Il avait le front bas, les traits rudes qui semblaient taillés dans le chêne et une truffe fendue en deux qui lui avait valu son surnom. Nous échangeâmes un sourire – les Dents ne savaient pas sourire, mais il adorait essayer –, puis il se dressa lourdement sur ses pattes postérieures. Il me dépassait de deux têtes. Nous exécutâmes alors l’accolade des foreurs, les avant-bras serrés, nos fronts posés l’un contre l’autre. Je lui avais montré ce geste quinze ans auparavant et depuis, il aimait me saluer ainsi.

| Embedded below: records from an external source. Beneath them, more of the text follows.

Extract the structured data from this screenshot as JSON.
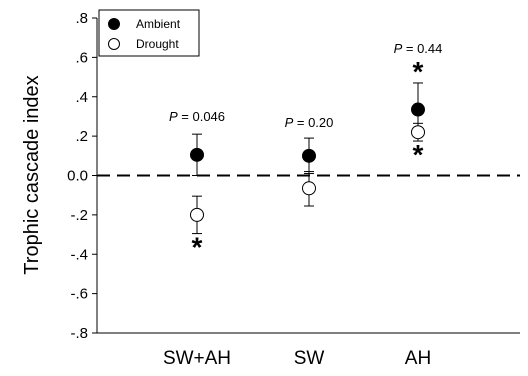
{
  "chart_data": {
    "type": "scatter",
    "title": "",
    "xlabel": "",
    "ylabel": "Trophic cascade index",
    "ylim": [
      -0.8,
      0.8
    ],
    "yticks": [
      ".8",
      ".6",
      ".4",
      ".2",
      "0.0",
      "-.2",
      "-.4",
      "-.6",
      "-.8"
    ],
    "categories": [
      "SW+AH",
      "SW",
      "AH"
    ],
    "reference_line": {
      "y": 0,
      "style": "dashed"
    },
    "legend": {
      "placement": "top-left",
      "entries": [
        "Ambient",
        "Drought"
      ]
    },
    "series": [
      {
        "name": "Ambient",
        "marker": "filled-circle",
        "values": [
          0.105,
          0.1,
          0.335
        ],
        "error_low": [
          0.0,
          0.01,
          0.23
        ],
        "error_high": [
          0.21,
          0.19,
          0.47
        ]
      },
      {
        "name": "Drought",
        "marker": "open-circle",
        "values": [
          -0.2,
          -0.065,
          0.22
        ],
        "error_low": [
          -0.295,
          -0.155,
          0.175
        ],
        "error_high": [
          -0.105,
          0.02,
          0.265
        ]
      }
    ],
    "annotations": [
      {
        "category": "SW+AH",
        "p_prefix": "P",
        "p_text": " = 0.046"
      },
      {
        "category": "SW",
        "p_prefix": "P",
        "p_text": " = 0.20"
      },
      {
        "category": "AH",
        "p_prefix": "P",
        "p_text": " = 0.44"
      }
    ],
    "significance": [
      {
        "category": "SW+AH",
        "series": "Drought",
        "symbol": "*",
        "position": "below"
      },
      {
        "category": "AH",
        "series": "Ambient",
        "symbol": "*",
        "position": "above"
      },
      {
        "category": "AH",
        "series": "Drought",
        "symbol": "*",
        "position": "below"
      }
    ]
  }
}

Puis il fit usage de sa force et notre étreinte se transforma en lutte, ce qui était davantage dans les mœurs de la forêt. Incapable de lui résister longtemps, je finis par rouler sur le sol moelleux. Ses fils s’enfuirent dans les fourrés comme des moineaux effarouchés.

– Comment va celle qui aime les navets ? demandai-je en me remettant d’aplomb.

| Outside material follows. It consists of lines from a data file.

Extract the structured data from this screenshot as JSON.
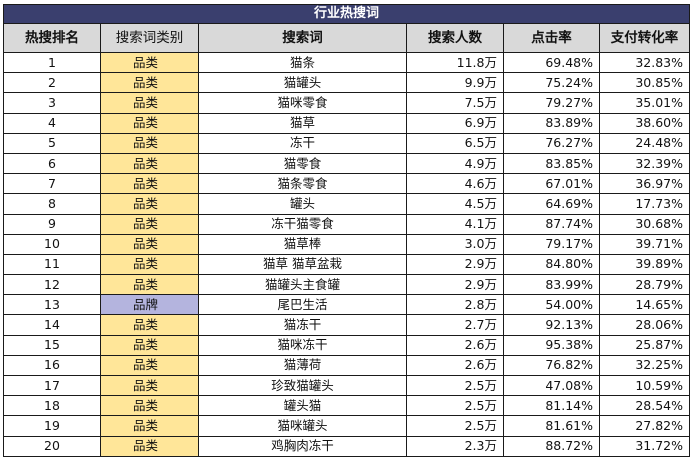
{
  "title": "行业热搜词",
  "headers": [
    "热搜排名",
    "搜索词类别",
    "搜索词",
    "搜索人数",
    "点击率",
    "支付转化率"
  ],
  "colors": {
    "title_bg": "#3a3f6e",
    "header_bg": "#d9d9d9",
    "category_bg": "#ffe699",
    "brand_bg": "#b4b4de"
  },
  "rows": [
    {
      "rank": "1",
      "category": "品类",
      "term": "猫条",
      "searchers": "11.8万",
      "ctr": "69.48%",
      "cvr": "32.83%"
    },
    {
      "rank": "2",
      "category": "品类",
      "term": "猫罐头",
      "searchers": "9.9万",
      "ctr": "75.24%",
      "cvr": "30.85%"
    },
    {
      "rank": "3",
      "category": "品类",
      "term": "猫咪零食",
      "searchers": "7.5万",
      "ctr": "79.27%",
      "cvr": "35.01%"
    },
    {
      "rank": "4",
      "category": "品类",
      "term": "猫草",
      "searchers": "6.9万",
      "ctr": "83.89%",
      "cvr": "38.60%"
    },
    {
      "rank": "5",
      "category": "品类",
      "term": "冻干",
      "searchers": "6.5万",
      "ctr": "76.27%",
      "cvr": "24.48%"
    },
    {
      "rank": "6",
      "category": "品类",
      "term": "猫零食",
      "searchers": "4.9万",
      "ctr": "83.85%",
      "cvr": "32.39%"
    },
    {
      "rank": "7",
      "category": "品类",
      "term": "猫条零食",
      "searchers": "4.6万",
      "ctr": "67.01%",
      "cvr": "36.97%"
    },
    {
      "rank": "8",
      "category": "品类",
      "term": "罐头",
      "searchers": "4.5万",
      "ctr": "64.69%",
      "cvr": "17.73%"
    },
    {
      "rank": "9",
      "category": "品类",
      "term": "冻干猫零食",
      "searchers": "4.1万",
      "ctr": "87.74%",
      "cvr": "30.68%"
    },
    {
      "rank": "10",
      "category": "品类",
      "term": "猫草棒",
      "searchers": "3.0万",
      "ctr": "79.17%",
      "cvr": "39.71%"
    },
    {
      "rank": "11",
      "category": "品类",
      "term": "猫草 猫草盆栽",
      "searchers": "2.9万",
      "ctr": "84.80%",
      "cvr": "39.89%"
    },
    {
      "rank": "12",
      "category": "品类",
      "term": "猫罐头主食罐",
      "searchers": "2.9万",
      "ctr": "83.99%",
      "cvr": "28.79%"
    },
    {
      "rank": "13",
      "category": "品牌",
      "term": "尾巴生活",
      "searchers": "2.8万",
      "ctr": "54.00%",
      "cvr": "14.65%"
    },
    {
      "rank": "14",
      "category": "品类",
      "term": "猫冻干",
      "searchers": "2.7万",
      "ctr": "92.13%",
      "cvr": "28.06%"
    },
    {
      "rank": "15",
      "category": "品类",
      "term": "猫咪冻干",
      "searchers": "2.6万",
      "ctr": "95.38%",
      "cvr": "25.87%"
    },
    {
      "rank": "16",
      "category": "品类",
      "term": "猫薄荷",
      "searchers": "2.6万",
      "ctr": "76.82%",
      "cvr": "32.25%"
    },
    {
      "rank": "17",
      "category": "品类",
      "term": "珍致猫罐头",
      "searchers": "2.5万",
      "ctr": "47.08%",
      "cvr": "10.59%"
    },
    {
      "rank": "18",
      "category": "品类",
      "term": "罐头猫",
      "searchers": "2.5万",
      "ctr": "81.14%",
      "cvr": "28.54%"
    },
    {
      "rank": "19",
      "category": "品类",
      "term": "猫咪罐头",
      "searchers": "2.5万",
      "ctr": "81.61%",
      "cvr": "27.82%"
    },
    {
      "rank": "20",
      "category": "品类",
      "term": "鸡胸肉冻干",
      "searchers": "2.3万",
      "ctr": "88.72%",
      "cvr": "31.72%"
    }
  ]
}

Il s’agissait de sa compagne. Chaque Dent avait plusieurs surnoms – mon ami en cumulait presque dix – et nombre d’entre eux n’étaient pas très glorieux.

– Malade, articula-t-il dans un grognement. Toujours malade. Elle vomit. Elle a mal aux pattes. Elle est fatiguée.

Je fronçai les sourcils. Cela faisait plus d’un an ; elle aurait dû être guérie depuis longtemps.

– La Maison ne l’a pas soignée ?

Devant son incompréhension, je reformulai ma question.

– Le grand truc en bois n’a rien fait ?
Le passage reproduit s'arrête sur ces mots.